Erst einmal vielen Dank für eure Hilfe!
Für mich als Ende 40er und Angeleinsteiger (seit einem Jahr) und dazu noch soweit weg von der Heimat ist das richtig toll, wenn man ein paar Tip und Infos von Profis bekommt. 
Leider ist das ich China etwas problematisch, da ich selbst nach 12 Jahren die Landessprache noch nicht gut genug beherrsche, um mich mit den Jungs hier vor Ort auszutauschen. 
Also ich habe festgestellt, dass es hier sehr viele Angelverrückte gibt und auch recht viele Möglichkeiten. Es gibt in Dongguan sehr viele Seen und zum Meer ist es auch nicht weit. 
An den Seen bezahlst du in der Regel zwischen 30 und 80 RMB für einen Tag angeln - das sind 5-10 €. In den Seen gibt es meist Silberkarpfen oder Grasskarpfen und eben auch Pacus! |bigeyes
Meeresangeln ist etwas teurer und kann schon mal um die 100 € pro Tag kosten. Dafür bist du aber alleine auf einem kleinen Boot.
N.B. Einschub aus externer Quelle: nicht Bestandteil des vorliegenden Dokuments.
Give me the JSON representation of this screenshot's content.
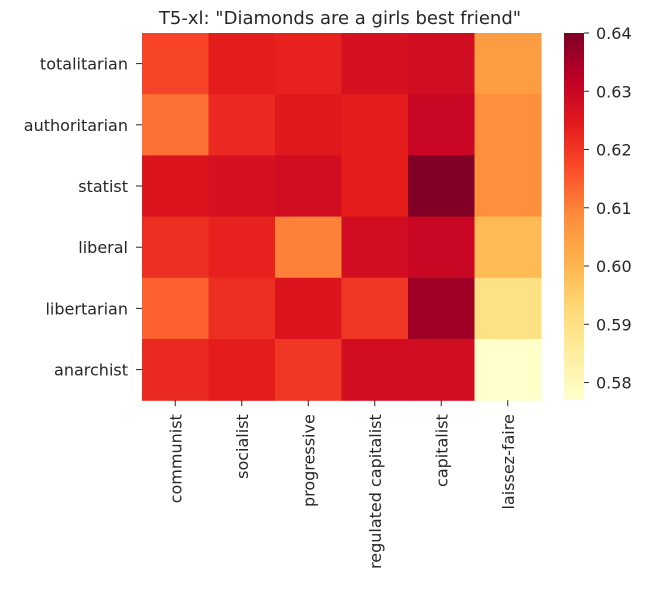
{
  "chart_data": {
    "type": "heatmap",
    "title": "T5-xl: \"Diamonds are a girls best friend\"",
    "xlabel": "",
    "ylabel": "",
    "x_categories": [
      "communist",
      "socialist",
      "progressive",
      "regulated capitalist",
      "capitalist",
      "laissez-faire"
    ],
    "y_categories": [
      "totalitarian",
      "authoritarian",
      "statist",
      "liberal",
      "libertarian",
      "anarchist"
    ],
    "values": [
      [
        0.618,
        0.624,
        0.623,
        0.627,
        0.628,
        0.605
      ],
      [
        0.612,
        0.622,
        0.625,
        0.624,
        0.63,
        0.608
      ],
      [
        0.626,
        0.627,
        0.628,
        0.624,
        0.64,
        0.608
      ],
      [
        0.621,
        0.623,
        0.61,
        0.628,
        0.63,
        0.599
      ],
      [
        0.614,
        0.621,
        0.626,
        0.62,
        0.636,
        0.59
      ],
      [
        0.622,
        0.624,
        0.62,
        0.628,
        0.628,
        0.577
      ]
    ],
    "colorbar": {
      "min": 0.577,
      "max": 0.64,
      "ticks": [
        "0.58",
        "0.59",
        "0.60",
        "0.61",
        "0.62",
        "0.63",
        "0.64"
      ]
    },
    "colormap": "YlOrRd",
    "grid": false
  }
}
Da hatte ich meine erste Makrele gefangen und auch schon mal einen grösseren Octopus.
Ach so - und schwimmen gehen werde ich auf keinen Fall in den Seen hier! #d
Gruss
Spedy


----------



## spedy.69 (5. Oktober 2017)

*AW: Angeln in China - Probleme mit Vorfach*

Hallo Wolfgang,

ist ne gute Idee und ich muss nicht immer so viel Zeug mitschleppen!
Ich habe vorgestern gesehen, dass ein Chinese einen ca. 5kg Pacu mit einer kleinen Spinnangel rausgezogen hat! Also Köder hat er einen kleinen Wobbler benutzt, der relativ flach lief.  Ich habe schon gedacht dem bricht die Angelrute ab!
Das mit dem Einzelhaken ist ne gute Idee weil einen größeren Drilling bekommt der Fisch wohl nicht ins Maul und bei einem Biss könnte er ausschlitzen. 
Gruss
Spedy


----------



## Trickyfisher (5. Oktober 2017)

*AW: Angeln in China - Probleme mit Vorfach*

Hi, das sind definitiv Pacus, ich kenn die aus Südamerika.
Die werden dir auch das Stahlvorfach durchbeissen, wenn sie es ins Maul bekommen, in Venezuela haben die uns große Wobbler einfach durcgebissen.
Keine Ahnung, was die vicher in China zu suchen haben, die gehören dort definitiv nicht hin, kommen aber einstweilen verbreitet in Asien vor.
Pacus sind eigentlich Nussfresser, daher auch dieses extrem starke, fast menschenähnliche gebiss, sie jagen aber auch.
Eine Möglichkeit wären Blinker, da kann er die Schnur nicht durchbeissen, eine andere Möglichkeit, die du mal versuchen könntest, wären Cirklehooks (Kreishaken), die greifen in der Regel genau im Maulwinkel, dh. der Fisch beisst dann auf den Haken und nicht auf die Schnur, aber achtung, bei Cirklehooks darft du nicht anschlagen sondern nur auf Spannung gehen, der Haken dreht sich dann beim abziehenden Fisch genau in den Maulwinkel rein.
Die Viecher sind übrigends brachiale Kämpfer und machen auch am Teller eine gute Figur, unsere Indianerköchinnen haben uns die in Bananblätter eingewickelt über den offenen Feuer geröstet, ein Gedicht.
TL
johannes


----------